Director Lance Daly’s The Good Doctor is a squirmy thriller about a lonely young doctor (Orlando Bloom) who falls in love (no, obsession) with a pretty patient (Riley Keough). He decides to tweak her medication in order to keep her in the hospital under his care. The script by John Enborn follows this situation to its predictable conclusion and the talented supporting cast (including Taraji P. Henson, Michael Peña, and J.K. Simmons) fills out the plot convincingly enough. It’s a shame, then, that the whole experience is just a sad, slow circle down the drain, completely without tension and devoid of emotional interest. This is a thinly imagined thriller that manages nothing more than a queasy feeling once or twice. It’s most unfulfilling in its flat visual style and ploddingly obvious script. As someone who sort of enjoyed Daly’s similarly slight first feature, the kids-in-puppy-love romance Kisses, I’m especially disappointed to see that this is where he’s gone next. He’s a director of potential and maybe someday he’ll live up to it.

Stand-up comedian Mike Birbiglia has told the same – very funny – story in several mediums now. If you’re anything like me, you may have managed to hear several times over (in his stand-up, on This American Life, in his memoir) about his intense sleepwalking problem that caused him to, say, dream about a jackal intruding in his bedroom, which would result in him fast asleep shouting at a hamper, fully convinced he was confronting a wild animal. This is obviously a problem, but his career seemed to be taking off and his relationship with his girlfriend was growing complicated and one thing leads to another and he’s in a deep sleep while jumping out a second-story hotel window.

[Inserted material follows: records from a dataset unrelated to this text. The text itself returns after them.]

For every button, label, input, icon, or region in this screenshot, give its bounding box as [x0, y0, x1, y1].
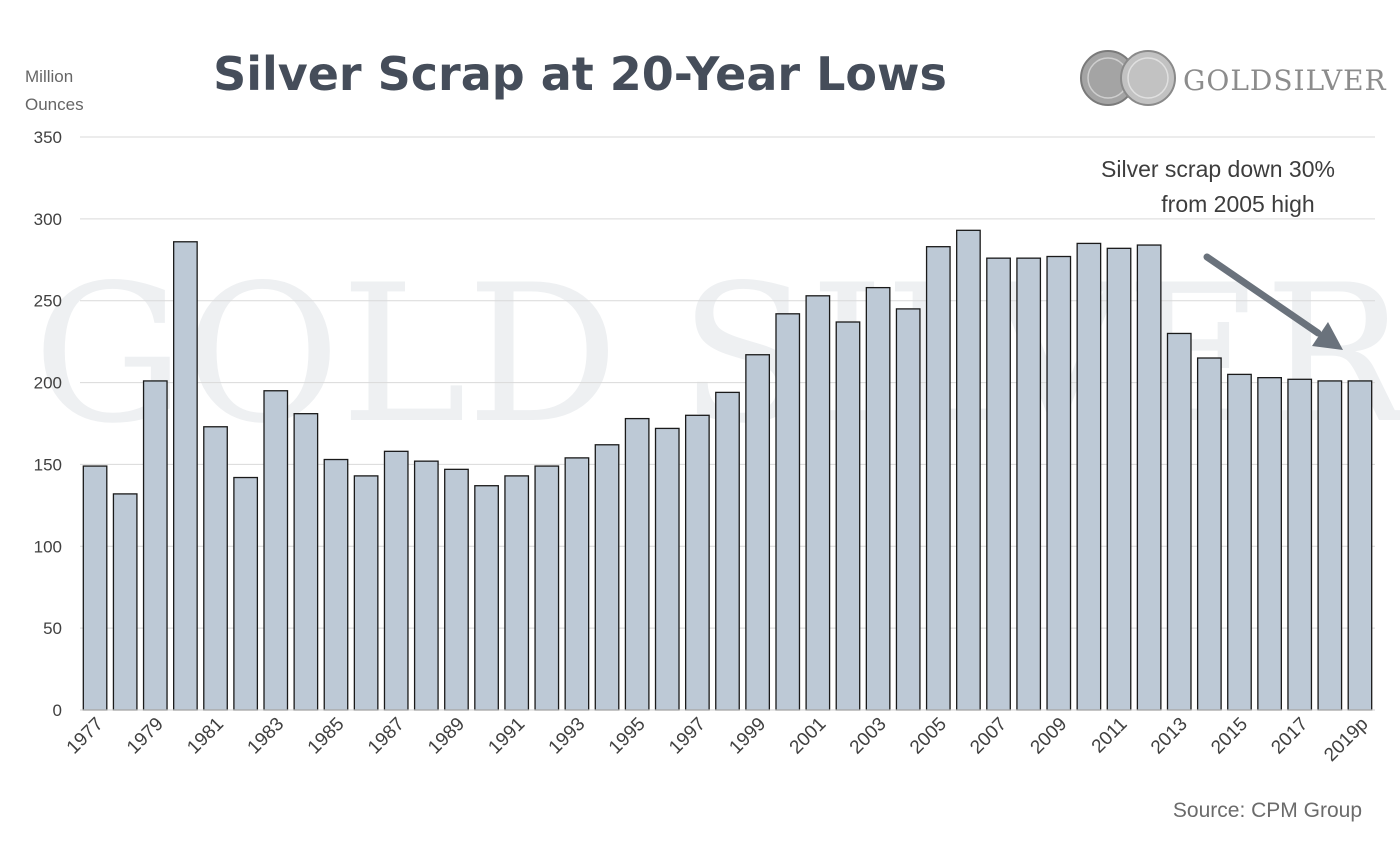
y-tick-label: 350 — [34, 128, 62, 147]
bar-2003 — [865, 286, 891, 711]
bar-1990 — [474, 485, 499, 711]
bar-2000 — [775, 313, 801, 711]
x-tick-label: 2005 — [906, 714, 951, 759]
bar-2017 — [1287, 378, 1313, 711]
y-tick-label: 100 — [34, 537, 62, 556]
x-tick-label: 2017 — [1267, 714, 1312, 759]
bar-2015 — [1227, 373, 1252, 711]
x-tick-label: 2007 — [966, 714, 1011, 759]
bar-2016 — [1257, 377, 1282, 711]
x-tick-label: 2001 — [786, 714, 831, 759]
bar-1977 — [82, 465, 108, 711]
coin-rim-icon — [1127, 57, 1169, 99]
x-tick-label: 2019p — [1320, 714, 1372, 766]
bar-2002 — [835, 321, 861, 711]
y-tick-label: 300 — [34, 210, 62, 229]
bar-2006 — [956, 229, 981, 711]
bar-1980 — [173, 241, 198, 711]
y-tick-label: 250 — [34, 292, 62, 311]
y-axis-label-line2: Ounces — [25, 95, 84, 114]
bar-1986 — [353, 475, 379, 711]
bar-2010 — [1076, 242, 1102, 711]
bar-1997 — [684, 414, 710, 711]
bar-1991 — [504, 475, 530, 711]
bar-1995 — [624, 417, 650, 711]
logo: GOLDSILVER — [1080, 50, 1387, 106]
bar-2011 — [1106, 247, 1132, 711]
coin-icon — [1120, 50, 1176, 106]
logo-text: GOLDSILVER — [1183, 64, 1387, 97]
x-tick-label: 1977 — [63, 714, 108, 759]
x-tick-label: 1981 — [183, 714, 228, 759]
x-tick-label: 2009 — [1027, 714, 1072, 759]
source-note: Source: CPM Group — [1173, 799, 1362, 822]
bar-2019p — [1347, 380, 1373, 711]
x-tick-label: 1989 — [424, 714, 469, 759]
bar-2004 — [895, 308, 921, 711]
annotation-line1: Silver scrap down 30% — [1101, 156, 1335, 182]
annotation-line2: from 2005 high — [1161, 191, 1314, 217]
bar-1982 — [233, 476, 259, 711]
x-tick-label: 2003 — [846, 714, 891, 759]
bar-1996 — [654, 427, 680, 711]
bar-2005 — [925, 246, 951, 711]
bar-1988 — [413, 460, 439, 711]
x-tick-label: 1991 — [484, 714, 529, 759]
x-tick-label: 1999 — [725, 714, 770, 759]
x-tick-label: 1979 — [123, 714, 168, 759]
bar-2013 — [1166, 332, 1192, 711]
x-tick-label: 1983 — [244, 714, 289, 759]
bar-2009 — [1046, 255, 1072, 711]
bar-1999 — [745, 354, 771, 711]
bar-1994 — [594, 444, 620, 711]
x-tick-label: 1985 — [304, 714, 349, 759]
bar-1979 — [142, 380, 168, 711]
x-tick-label: 2015 — [1207, 714, 1252, 759]
bar-1992 — [534, 465, 560, 711]
bar-1993 — [564, 457, 590, 711]
bar-1984 — [293, 413, 319, 711]
x-tick-label: 1997 — [665, 714, 710, 759]
x-tick-label: 1987 — [364, 714, 409, 759]
x-tick-label: 2011 — [1088, 714, 1132, 758]
bar-2001 — [805, 295, 831, 711]
arrow-head — [1312, 322, 1343, 350]
bar-1985 — [323, 458, 349, 711]
x-axis: 1977 1979 1981 1983 1985 1987 1989 1991 1993 1995… — [63, 714, 1373, 766]
bar-1978 — [112, 493, 138, 711]
arrow-shaft — [1203, 253, 1322, 337]
annotation: Silver scrap down 30% from 2005 high — [1101, 156, 1343, 350]
x-tick-label: 1995 — [605, 714, 650, 759]
bar-1998 — [715, 391, 740, 711]
y-axis: 0 50 100 150 200 250 300 350 — [34, 128, 62, 720]
bar-2018 — [1317, 380, 1343, 711]
chart-title: Silver Scrap at 20-Year Lows — [213, 47, 947, 101]
bar-2008 — [1016, 257, 1042, 711]
y-axis-label-line1: Million — [25, 67, 73, 86]
y-tick-label: 150 — [34, 455, 62, 474]
bar-2012 — [1136, 244, 1162, 711]
bar-2014 — [1196, 357, 1222, 711]
y-tick-label: 200 — [34, 374, 62, 393]
bar-1989 — [444, 468, 469, 711]
x-tick-label: 1993 — [545, 714, 590, 759]
bar-1987 — [383, 450, 409, 711]
bar-1981 — [203, 426, 228, 711]
bars — [82, 229, 1373, 711]
x-tick-label: 2013 — [1147, 714, 1192, 759]
y-tick-label: 0 — [53, 701, 62, 720]
bar-2007 — [986, 257, 1011, 711]
bar-1983 — [263, 390, 289, 711]
y-tick-label: 50 — [43, 619, 62, 638]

This story’s latest telling takes movie form in Sleepwalk with Me and it’s perfectly fine, though I did wonder if it would have worked better on me if the novelty was still there. Birbiglia, here the writer, director and star, has a loose, casual style that pumps up dream sequences with off-hand discombobulation that is undercut with silly shifts to reality. To fill out the rest of the semi-autobiographical movie, it follows Birbiglia’s relationship with his girlfriend (played by Lauren Ambrose) as well as his growing stand-up career that takes him from hotel to hotel, crummy gig to crummy gig. Altogether it plays like Woody Allen lite, warm and sweetly small. This is a minor, but often charming movie, mostly because Birbiglia is so likable. But the thing of it is, you’d have just as good a time listening to the original monologue, so I have a hard time recommending this movie outright.